In these turbulent times, losses on property lets may be increasing,
so it's worth taking a look at how those losses are treated for tax
purposes, to help get tax relief for any losses.
Where property is held in your own name
If you let a property you own personally, even it was previously your
own home, you must report the rental income and expenses on your tax
return. This applies whether you make a profit or loss from the
letting.
Where you own several let properties all of the income and expenses
relating to your UK properties are thrown into the same pot to
establish the overall profit or loss for the year. Properties which are
located outside of the UK are excluded from this property pot, as are
properties which are let as furnished holiday homes on short lets. The
profits and losses from overseas properties must be shown on the
foreign income pages of your tax return.
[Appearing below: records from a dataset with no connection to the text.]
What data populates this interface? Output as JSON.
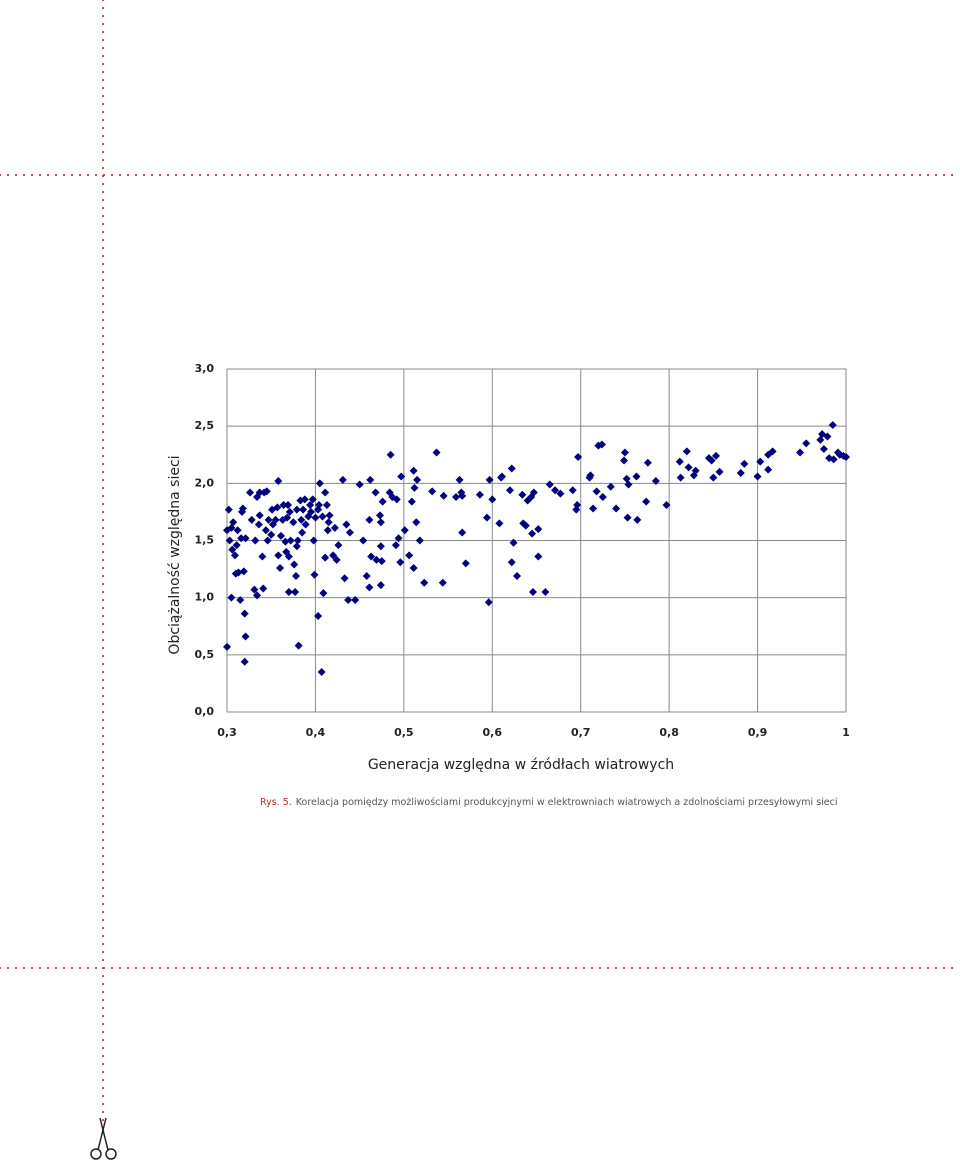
{
  "chart_data": {
    "type": "scatter",
    "y_label": "Obciążalność względna sieci",
    "x_label": "Generacja względna w źródłach wiatrowych",
    "caption_label": "Rys. 5.",
    "caption": "Korelacja pomiędzy możliwościami produkcyjnymi w elektrowniach wiatrowych a zdolnościami przesyłowymi sieci",
    "color": "#00007f",
    "grid": true,
    "xlim": [
      0.3,
      1
    ],
    "ylim": [
      0,
      3
    ],
    "xticks": [
      {
        "value": 0.3,
        "label": "0,3"
      },
      {
        "value": 0.4,
        "label": "0,4"
      },
      {
        "value": 0.5,
        "label": "0,5"
      },
      {
        "value": 0.6,
        "label": "0,6"
      },
      {
        "value": 0.7,
        "label": "0,7"
      },
      {
        "value": 0.8,
        "label": "0,8"
      },
      {
        "value": 0.9,
        "label": "0,9"
      },
      1
    ],
    "yticks": [
      {
        "value": 0,
        "label": "0,0"
      },
      {
        "value": 0.5,
        "label": "0,5"
      },
      {
        "value": 1,
        "label": "1,0"
      },
      {
        "value": 1.5,
        "label": "1,5"
      },
      {
        "value": 2,
        "label": "2,0"
      },
      {
        "value": 2.5,
        "label": "2,5"
      },
      {
        "value": 3,
        "label": "3,0"
      }
    ],
    "x": [
      0.3,
      0.302,
      0.3,
      0.303,
      0.305,
      0.305,
      0.306,
      0.307,
      0.309,
      0.31,
      0.311,
      0.312,
      0.313,
      0.315,
      0.316,
      0.317,
      0.318,
      0.319,
      0.32,
      0.321,
      0.32,
      0.321,
      0.326,
      0.328,
      0.331,
      0.332,
      0.334,
      0.336,
      0.337,
      0.334,
      0.337,
      0.34,
      0.341,
      0.342,
      0.344,
      0.345,
      0.346,
      0.347,
      0.35,
      0.351,
      0.352,
      0.355,
      0.357,
      0.358,
      0.358,
      0.36,
      0.361,
      0.363,
      0.364,
      0.366,
      0.367,
      0.368,
      0.369,
      0.37,
      0.37,
      0.371,
      0.372,
      0.375,
      0.376,
      0.377,
      0.378,
      0.379,
      0.379,
      0.38,
      0.381,
      0.383,
      0.384,
      0.385,
      0.386,
      0.388,
      0.389,
      0.392,
      0.394,
      0.395,
      0.397,
      0.398,
      0.399,
      0.4,
      0.403,
      0.403,
      0.404,
      0.405,
      0.407,
      0.408,
      0.409,
      0.411,
      0.411,
      0.413,
      0.414,
      0.415,
      0.416,
      0.42,
      0.422,
      0.424,
      0.426,
      0.431,
      0.433,
      0.435,
      0.437,
      0.439,
      0.445,
      0.45,
      0.454,
      0.458,
      0.461,
      0.461,
      0.462,
      0.463,
      0.468,
      0.469,
      0.473,
      0.474,
      0.474,
      0.474,
      0.475,
      0.476,
      0.484,
      0.485,
      0.487,
      0.491,
      0.492,
      0.494,
      0.496,
      0.497,
      0.501,
      0.506,
      0.509,
      0.511,
      0.511,
      0.512,
      0.514,
      0.515,
      0.518,
      0.523,
      0.532,
      0.537,
      0.544,
      0.545,
      0.559,
      0.563,
      0.565,
      0.566,
      0.566,
      0.57,
      0.586,
      0.594,
      0.596,
      0.597,
      0.6,
      0.608,
      0.61,
      0.611,
      0.62,
      0.622,
      0.622,
      0.624,
      0.628,
      0.634,
      0.635,
      0.638,
      0.64,
      0.644,
      0.645,
      0.646,
      0.647,
      0.652,
      0.652,
      0.66,
      0.665,
      0.671,
      0.677,
      0.691,
      0.695,
      0.696,
      0.697,
      0.71,
      0.711,
      0.714,
      0.718,
      0.72,
      0.724,
      0.725,
      0.734,
      0.74,
      0.749,
      0.75,
      0.752,
      0.753,
      0.754,
      0.763,
      0.764,
      0.774,
      0.776,
      0.785,
      0.797,
      0.812,
      0.813,
      0.82,
      0.822,
      0.828,
      0.83,
      0.845,
      0.848,
      0.85,
      0.853,
      0.857,
      0.881,
      0.885,
      0.9,
      0.903,
      0.912,
      0.912,
      0.917,
      0.948,
      0.955,
      0.971,
      0.973,
      0.975,
      0.979,
      0.981,
      0.985,
      0.986,
      0.991,
      0.993,
      0.997,
      1.0
    ],
    "values": [
      0.57,
      1.77,
      1.59,
      1.5,
      1.61,
      1.0,
      1.42,
      1.66,
      1.37,
      1.21,
      1.46,
      1.59,
      1.22,
      0.98,
      1.52,
      1.75,
      1.78,
      1.23,
      0.86,
      0.66,
      0.44,
      1.52,
      1.92,
      1.68,
      1.07,
      1.5,
      1.88,
      1.64,
      1.72,
      1.02,
      1.92,
      1.36,
      1.08,
      1.92,
      1.59,
      1.93,
      1.5,
      1.68,
      1.55,
      1.77,
      1.64,
      1.68,
      1.79,
      2.02,
      1.37,
      1.26,
      1.54,
      1.68,
      1.81,
      1.49,
      1.4,
      1.7,
      1.81,
      1.05,
      1.36,
      1.75,
      1.5,
      1.66,
      1.29,
      1.05,
      1.19,
      1.77,
      1.45,
      1.5,
      0.58,
      1.85,
      1.68,
      1.57,
      1.77,
      1.86,
      1.64,
      1.71,
      1.81,
      1.75,
      1.86,
      1.5,
      1.2,
      1.7,
      0.84,
      1.77,
      1.81,
      2.0,
      0.35,
      1.71,
      1.04,
      1.92,
      1.35,
      1.81,
      1.59,
      1.66,
      1.72,
      1.37,
      1.61,
      1.33,
      1.46,
      2.03,
      1.17,
      1.64,
      0.98,
      1.57,
      0.98,
      1.99,
      1.5,
      1.19,
      1.09,
      1.68,
      2.03,
      1.36,
      1.92,
      1.33,
      1.72,
      1.66,
      1.45,
      1.11,
      1.32,
      1.84,
      1.92,
      2.25,
      1.88,
      1.46,
      1.86,
      1.52,
      1.31,
      2.06,
      1.59,
      1.37,
      1.84,
      2.11,
      1.26,
      1.96,
      1.66,
      2.03,
      1.5,
      1.13,
      1.93,
      2.27,
      1.13,
      1.89,
      1.88,
      2.03,
      1.92,
      1.57,
      1.89,
      1.3,
      1.9,
      1.7,
      0.96,
      2.03,
      1.86,
      1.65,
      2.05,
      2.06,
      1.94,
      2.13,
      1.31,
      1.48,
      1.19,
      1.9,
      1.65,
      1.63,
      1.85,
      1.88,
      1.56,
      1.05,
      1.92,
      1.6,
      1.36,
      1.05,
      1.99,
      1.94,
      1.91,
      1.94,
      1.77,
      1.81,
      2.23,
      2.05,
      2.07,
      1.78,
      1.93,
      2.33,
      2.34,
      1.88,
      1.97,
      1.78,
      2.2,
      2.27,
      2.04,
      1.7,
      1.99,
      2.06,
      1.68,
      1.84,
      2.18,
      2.02,
      1.81,
      2.19,
      2.05,
      2.28,
      2.14,
      2.07,
      2.11,
      2.22,
      2.2,
      2.05,
      2.24,
      2.1,
      2.09,
      2.17,
      2.06,
      2.19,
      2.25,
      2.12,
      2.28,
      2.27,
      2.35,
      2.38,
      2.43,
      2.3,
      2.41,
      2.22,
      2.51,
      2.21,
      2.27,
      2.25,
      2.24,
      2.23
    ]
  }
}
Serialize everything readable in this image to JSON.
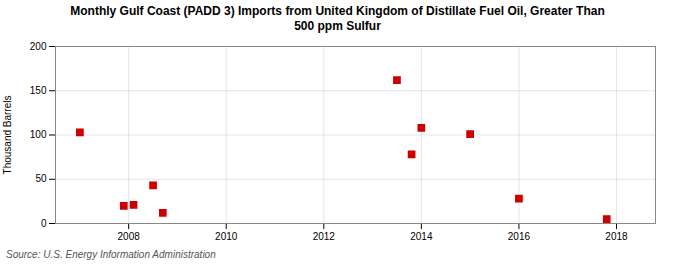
{
  "chart_data": {
    "type": "scatter",
    "title": "Monthly Gulf Coast (PADD 3) Imports from United Kingdom of Distillate Fuel Oil, Greater Than\n500 ppm Sulfur",
    "ylabel": "Thousand Barrels",
    "source": "Source: U.S. Energy Information Administration",
    "x": [
      2007.0,
      2007.9,
      2008.1,
      2008.5,
      2008.7,
      2013.5,
      2013.8,
      2014.0,
      2015.0,
      2016.0,
      2017.8
    ],
    "values": [
      103,
      20,
      21,
      43,
      12,
      162,
      78,
      108,
      101,
      28,
      5
    ],
    "color": "#cc0000",
    "marker": "square",
    "xlim": [
      2006.5,
      2018.8
    ],
    "xticks": [
      2008,
      2010,
      2012,
      2014,
      2016,
      2018
    ],
    "ylim": [
      0,
      200
    ],
    "yticks": [
      0,
      50,
      100,
      150,
      200
    ],
    "grid": true
  }
}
Furnished holiday lettings
have special rules for dealing with losses and have some advantages.
It is important to declare the loss, if that is the result from the
general property pot. Although you can't set that loss against your
other income, it can be carried forward without time limit. If you do
make a profit from letting your properties in a future year the loss
you have made this year will reduce the tax you have to pay in that
future period. If you don't claim the loss you won't be able to use it
in the future.
Where property is held through a company
Where you hold let properties through a company the mechanism for
calculating the profit or loss from the lettings is rather different.
The interest paid on any borrowings taken by the company to fund the
properties is not deducted directly from the rents, but it is treated
as a separate expense.
The rental income from all the properties the company owns is set
against the costs relating to those properties, excluding interest
paid. Only at that stage is the interest payment set-off against all of
the company's profits for the year. If those profits do not cover the
whole of the interest paid, the excess interest cost is carried forward
to the next year. The carried forward interest can only be set against
the company's non-trading profits, such as from property or interest
received. This means that it is not easy to get tax relief for excess
interest where the borrowing relates to let property.